Praising Pakistan’s “generosity” in hosting millions of Afghan refugees for the past four decades, Phillipa Chandler, the head of the UNHCR in Pakistan, urged the authorities to be more considerate.

“Forced return to Afghanistan could place some people at increased risk. We urge Pakistan to continue to provide safety to Afghans at risk, irrespective of their documentation status,” Chandler said, according to a UNHCR press release.

Looming deadline

The government notification from January has also set a March 31 deadline for Afghan citizens awaiting resettlement in third countries. Those who fail to leave by then risk deportation.

Afridi called the situation “complicated”, noting that thousands of Afghans arrived after August 2021 with legitimate asylum claims or pending resettlement cases.

“There are people whose resettlement cases are still being processed, and others who fear for their lives if they return to Afghanistan,” he said.

Since 2021, nearly 500,000 Afghan nationals have contacted the UNHCR for assistance.

“We have issued documentation to these people; to show they are listed in our system. All we want from the government is to at least recognise this, and to not arrest or deport them,” Afridi said.

Meanwhile, Pakistan’s Ministry of Foreign Affairs earlier this month stated that “almost 80,000 Afghans” have already been resettled in other countries, while 40,000 remain in Pakistan awaiting relocation.

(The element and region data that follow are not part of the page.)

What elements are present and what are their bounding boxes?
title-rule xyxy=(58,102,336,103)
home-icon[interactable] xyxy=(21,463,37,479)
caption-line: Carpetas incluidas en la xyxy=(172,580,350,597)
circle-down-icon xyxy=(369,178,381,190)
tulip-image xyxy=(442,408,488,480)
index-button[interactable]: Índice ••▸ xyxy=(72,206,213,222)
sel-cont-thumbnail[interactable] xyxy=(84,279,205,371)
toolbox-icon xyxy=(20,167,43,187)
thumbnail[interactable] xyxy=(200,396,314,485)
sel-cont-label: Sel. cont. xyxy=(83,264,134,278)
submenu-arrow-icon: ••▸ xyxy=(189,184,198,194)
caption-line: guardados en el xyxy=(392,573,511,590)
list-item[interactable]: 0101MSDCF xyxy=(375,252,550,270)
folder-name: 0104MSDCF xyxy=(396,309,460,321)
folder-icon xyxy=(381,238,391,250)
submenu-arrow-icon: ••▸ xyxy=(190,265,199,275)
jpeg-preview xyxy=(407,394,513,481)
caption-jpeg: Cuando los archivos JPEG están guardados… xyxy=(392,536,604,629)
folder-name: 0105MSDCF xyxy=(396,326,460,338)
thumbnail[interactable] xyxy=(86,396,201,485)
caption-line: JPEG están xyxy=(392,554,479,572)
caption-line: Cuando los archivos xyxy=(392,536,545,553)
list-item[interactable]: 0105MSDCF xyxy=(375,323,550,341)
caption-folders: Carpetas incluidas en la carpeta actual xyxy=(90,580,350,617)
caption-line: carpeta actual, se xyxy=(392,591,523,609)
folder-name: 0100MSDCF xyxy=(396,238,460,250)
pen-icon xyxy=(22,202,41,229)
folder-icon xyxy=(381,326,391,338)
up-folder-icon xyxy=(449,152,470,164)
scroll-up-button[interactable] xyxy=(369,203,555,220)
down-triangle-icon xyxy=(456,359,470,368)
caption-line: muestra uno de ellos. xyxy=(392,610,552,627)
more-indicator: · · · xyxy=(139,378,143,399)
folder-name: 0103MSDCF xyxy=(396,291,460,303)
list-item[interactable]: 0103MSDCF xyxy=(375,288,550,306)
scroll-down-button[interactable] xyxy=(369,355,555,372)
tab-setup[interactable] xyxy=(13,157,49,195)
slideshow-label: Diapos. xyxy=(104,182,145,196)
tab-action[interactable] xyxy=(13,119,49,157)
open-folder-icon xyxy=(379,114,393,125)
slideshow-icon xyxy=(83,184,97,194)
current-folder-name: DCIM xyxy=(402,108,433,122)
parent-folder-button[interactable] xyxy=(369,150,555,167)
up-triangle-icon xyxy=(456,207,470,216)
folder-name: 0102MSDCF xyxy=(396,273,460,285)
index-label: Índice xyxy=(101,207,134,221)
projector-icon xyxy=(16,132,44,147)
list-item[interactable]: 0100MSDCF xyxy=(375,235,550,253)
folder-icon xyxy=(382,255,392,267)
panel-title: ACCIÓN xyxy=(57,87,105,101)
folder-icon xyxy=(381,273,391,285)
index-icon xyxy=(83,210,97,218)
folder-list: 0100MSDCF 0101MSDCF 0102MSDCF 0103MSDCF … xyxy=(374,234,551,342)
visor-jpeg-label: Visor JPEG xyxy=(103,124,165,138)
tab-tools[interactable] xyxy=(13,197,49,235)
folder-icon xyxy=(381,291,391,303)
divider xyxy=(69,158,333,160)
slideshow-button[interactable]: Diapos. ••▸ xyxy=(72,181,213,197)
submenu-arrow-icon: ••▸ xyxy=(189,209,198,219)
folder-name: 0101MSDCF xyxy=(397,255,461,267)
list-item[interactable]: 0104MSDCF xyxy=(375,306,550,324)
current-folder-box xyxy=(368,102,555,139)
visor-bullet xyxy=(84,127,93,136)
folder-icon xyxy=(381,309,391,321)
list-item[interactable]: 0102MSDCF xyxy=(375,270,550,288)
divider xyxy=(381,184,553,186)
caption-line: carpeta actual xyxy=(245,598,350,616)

Jamil, currently working for a media outlet, had applied for the US Welcome Corps, a United States government programme for refugees.

“I applied for this programme last year and I even received an email from the State Department that my case will get processed. I had my first interview in December, and I was informed that my settlement process will start in a few days,” he says.

But with the new Trump administration in office, Jamil is unsure what the future holds for him, as the new US president has put a pause on the refugee programme.

“After the new president came in, I was informed that the programme is on hold. I don’t know what will happen to that. Now, my PoR is expiring, and I have no idea what to do.”

Names marked with an asterisk* have been changed to protect identities.